My motherly instinct was screaming for me to rush her to the nearest hospital, but a quiet sense deep in my heart that I felt was God’s quiet voice, was guiding me to do the very opposite.
This encounter happened in Oct. of 2013 in a village in Benin where we had just begun our anti trafficking efforts in the rural areas where the life of a child had no real value. Mothers were selling their children for a mere 20 dollars due to poverty and not having the means to feed all their children. Selling their children so that they could have relief from feeding and caring for an extra mouth became a way of life for these villagers. This was just a way of survival.

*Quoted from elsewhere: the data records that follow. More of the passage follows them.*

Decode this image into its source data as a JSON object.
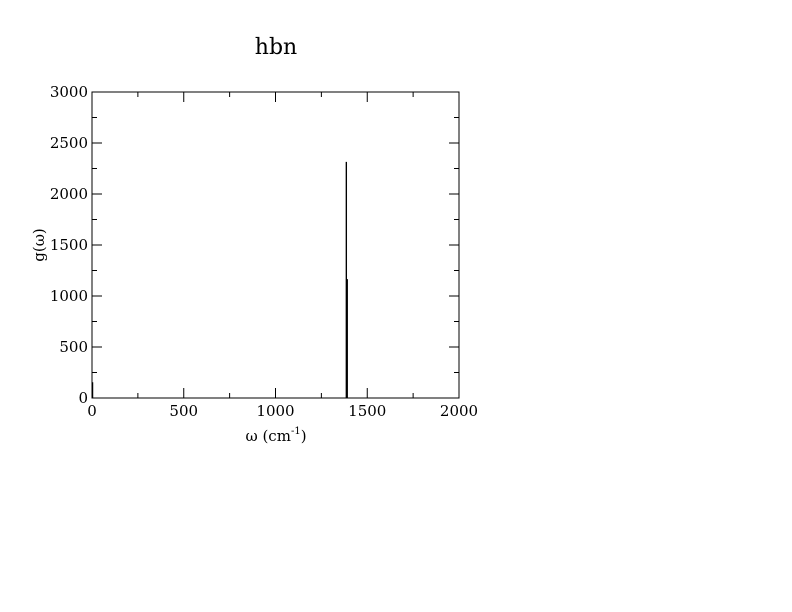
{
  "chart_data": {
    "type": "line",
    "title": "hbn",
    "xlabel": {
      "main": "ω (cm",
      "sup": "-1",
      "close": ")"
    },
    "ylabel": "g(ω)",
    "xlim": [
      0,
      2000
    ],
    "ylim": [
      0,
      3000
    ],
    "x_ticks": [
      0,
      500,
      1000,
      1500,
      2000
    ],
    "y_ticks": [
      0,
      500,
      1000,
      1500,
      2000,
      2500,
      3000
    ],
    "x_tick_labels": [
      "0",
      "500",
      "1000",
      "1500",
      "2000"
    ],
    "y_tick_labels": [
      "0",
      "500",
      "1000",
      "1500",
      "2000",
      "2500",
      "3000"
    ],
    "x_minor_step": 250,
    "y_minor_step": 250,
    "grid": false,
    "series": [
      {
        "color": "#000000",
        "points": [
          [
            0,
            0
          ],
          [
            0,
            150
          ],
          [
            4,
            150
          ],
          [
            4,
            0
          ],
          [
            1385,
            0
          ],
          [
            1385,
            2310
          ],
          [
            1387,
            2310
          ],
          [
            1387,
            0
          ],
          [
            1389,
            0
          ],
          [
            1389,
            1160
          ],
          [
            1392,
            1160
          ],
          [
            1392,
            0
          ],
          [
            2000,
            0
          ]
        ]
      }
    ]
  }
}
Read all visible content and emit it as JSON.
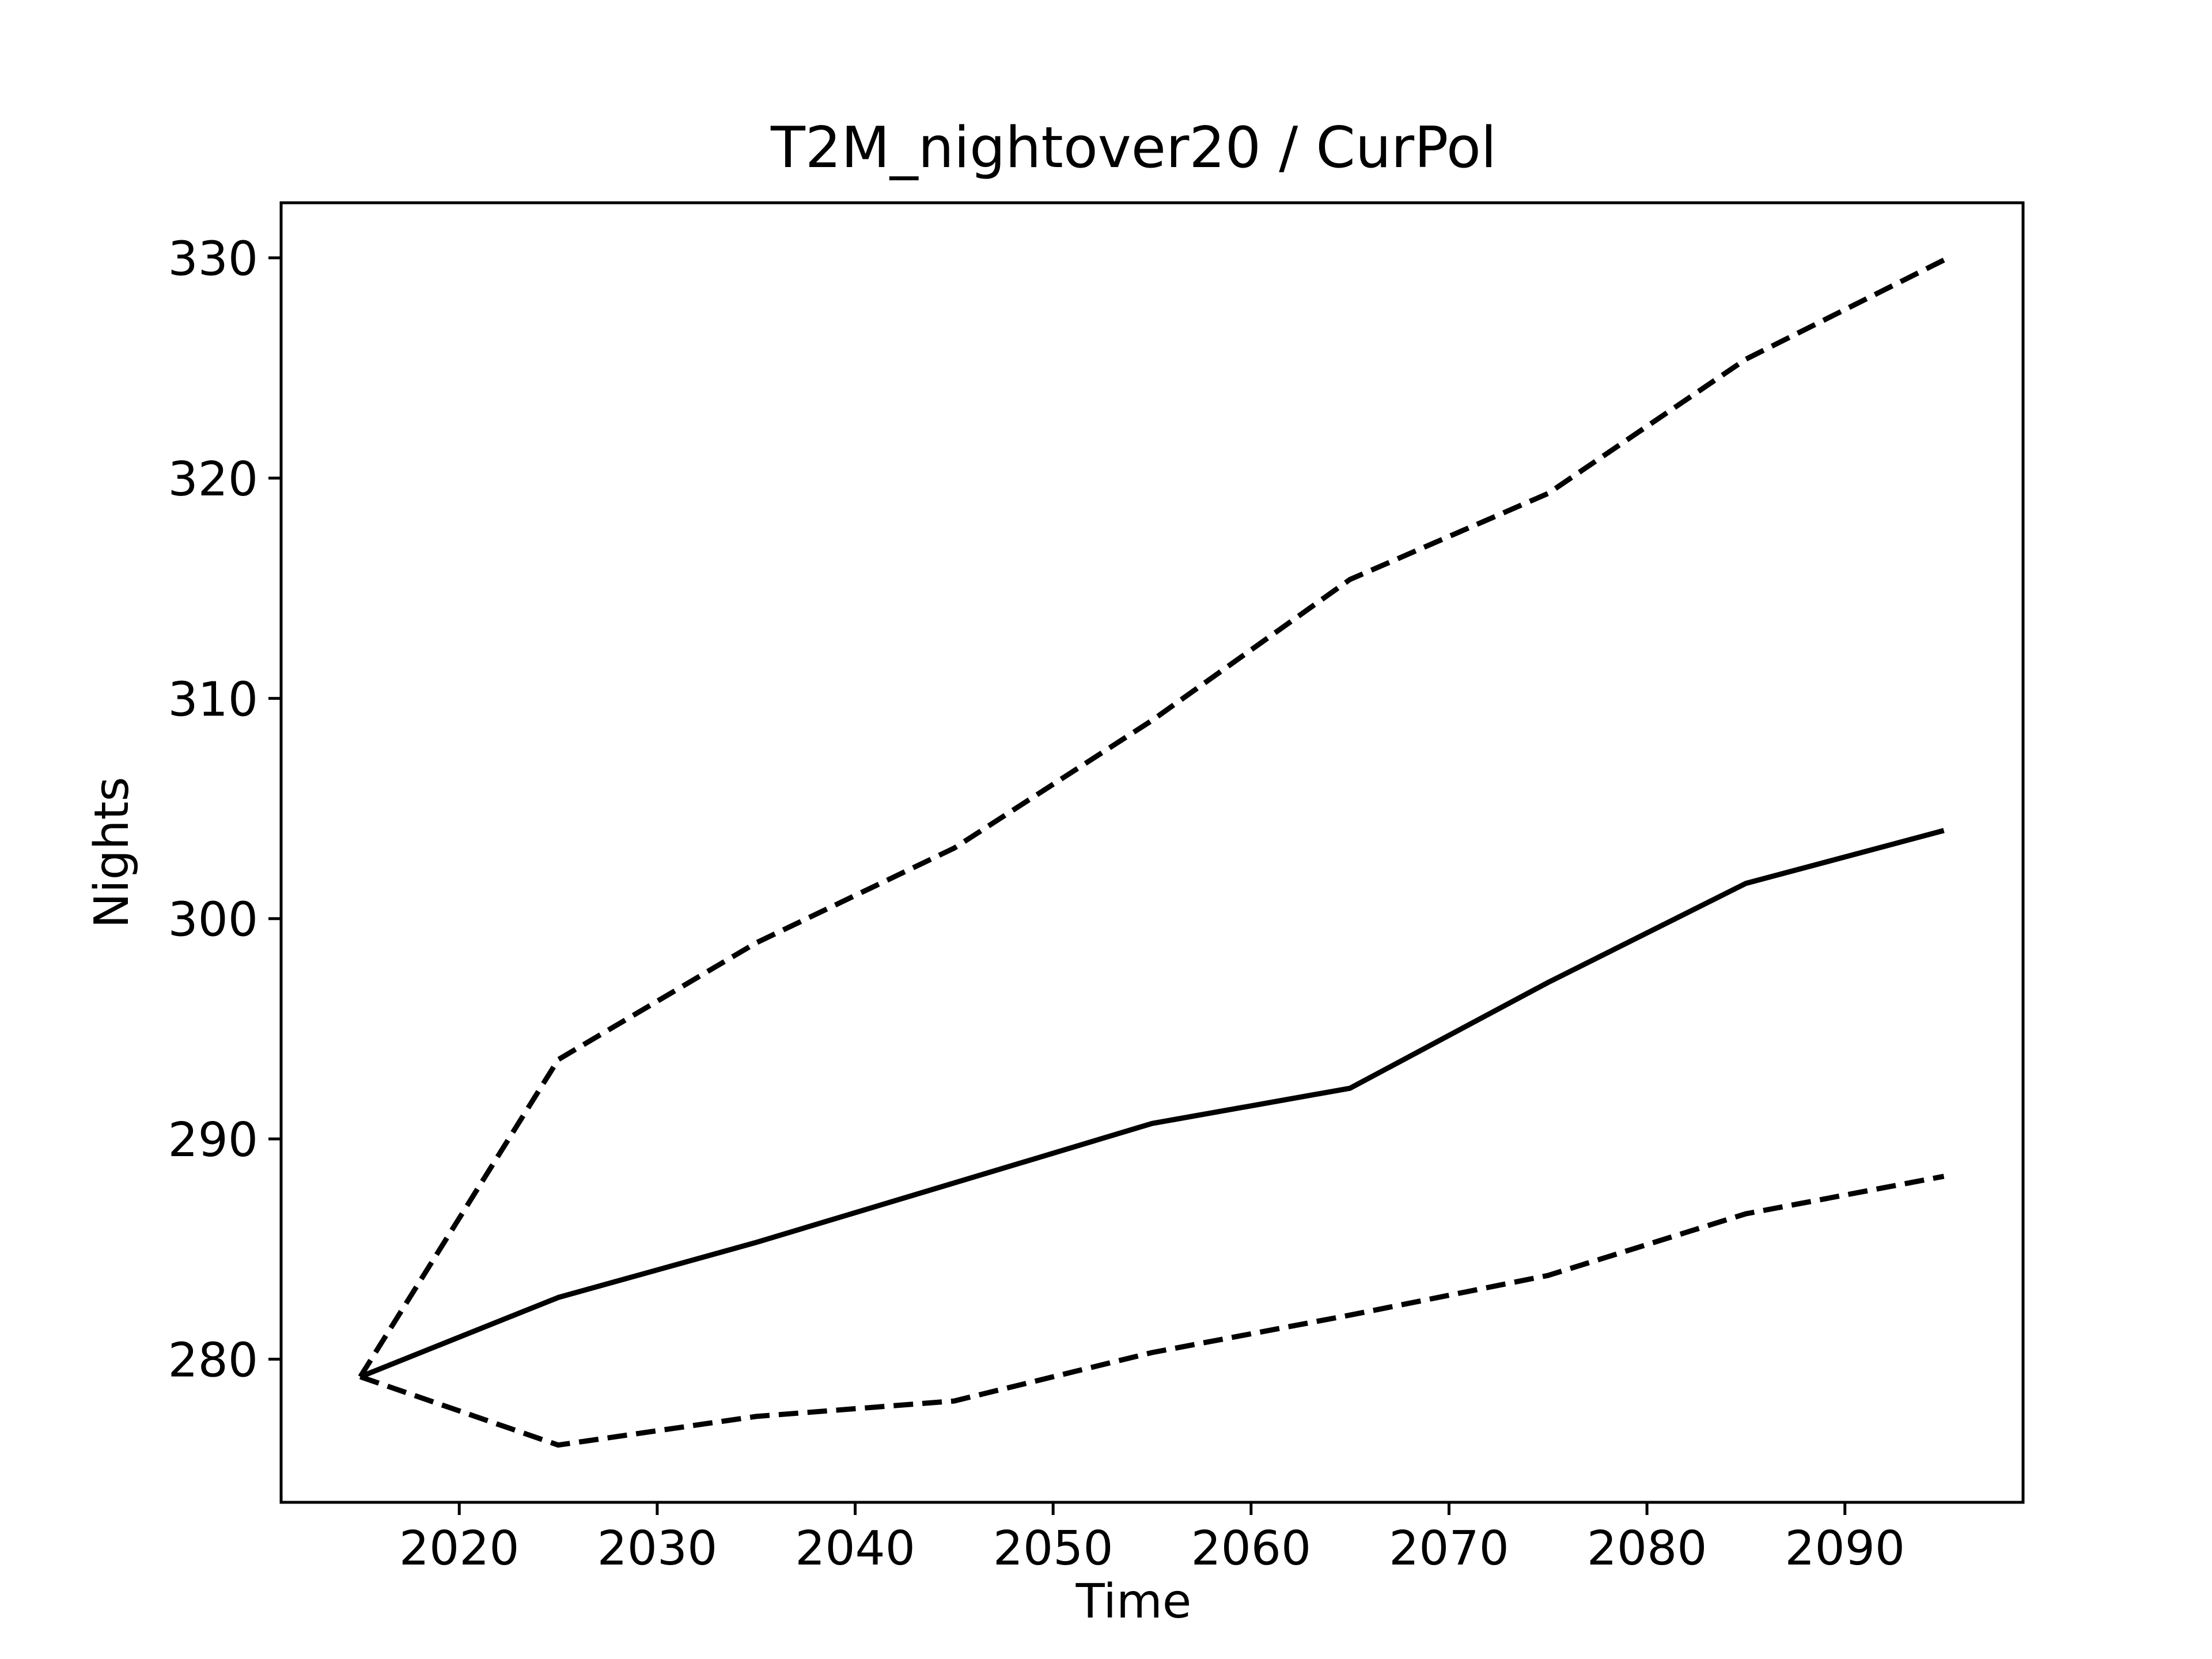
{
  "chart_data": {
    "type": "line",
    "title": "T2M_nightover20 / CurPol",
    "xlabel": "Time",
    "ylabel": "Nights",
    "xlim": [
      2011,
      2099
    ],
    "ylim": [
      273.5,
      332.5
    ],
    "xticks": [
      2020,
      2030,
      2040,
      2050,
      2060,
      2070,
      2080,
      2090
    ],
    "yticks": [
      280,
      290,
      300,
      310,
      320,
      330
    ],
    "x": [
      2015,
      2025,
      2035,
      2045,
      2055,
      2065,
      2075,
      2085,
      2095
    ],
    "grid": false,
    "series": [
      {
        "style": "solid",
        "color": "#000000",
        "values": [
          279.2,
          282.8,
          285.3,
          288.0,
          290.7,
          292.3,
          297.1,
          301.6,
          304.0
        ]
      },
      {
        "style": "dashed",
        "color": "#000000",
        "values": [
          279.2,
          293.6,
          298.9,
          303.2,
          309.0,
          315.4,
          319.3,
          325.4,
          329.9
        ]
      },
      {
        "style": "dashed",
        "color": "#000000",
        "values": [
          279.2,
          276.1,
          277.4,
          278.1,
          280.3,
          282.0,
          283.8,
          286.6,
          288.3
        ]
      }
    ]
  }
}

In a meeting where I was sharing with a group of mothers why they should not traffic their children, this tiny baby girl caught my attention.
No one seemed alarmed by this little one’s condition, and in their mind if this baby died due to her mother working in the fields all day and only feeding her one time each night, well it was simply the will of the gods that destined this child to die. In their minds her death would not have anything to do with a negligent mother.
With a heavy heart that evening a plan came to mind to task one of our female anti trafficking team members to oversee Lucresse’s health, along with this little one’s mother. She was also tasked to teach all the women in this area how to take care of their babies and to share about the value of life.
Lucresse and her mother had a four-week stay in the hospital getting her up to eight pounds, and hours of oversight by our team member. With every village mother watching this situation extensively, women were getting trained on how to take care of their babies. Lucresse was weighed in front of the villagers weekly, and extensive teachings were given to all the mothers of the village on how to take care of their babies and how to help each other to take care of their little ones.
Fast forward to this month in January of 2016. To my shock and amazement just two year’s later we are seeing a huge culture shift due to our anti-trafficking and micro-loans in this village. Not only have we been able to stop the trafficking of children, given over 80 women micro-loans so they can begin to feed their own children, but we are also now seeing mothers caring for their young ones. Sitting and listening to these ladies testimonies of their huge life transformations is unbelievable.
On this recent visit to Benin, the mothers were very eager to tell us how thankful they were. With a sense of pride they presented Lucresse to me to show me how well she was doing. In this same room, where Lucresse was once dying and no one was alarmed, I was watching women eager to show us how much they have changed and how they have come to understand that their children are important.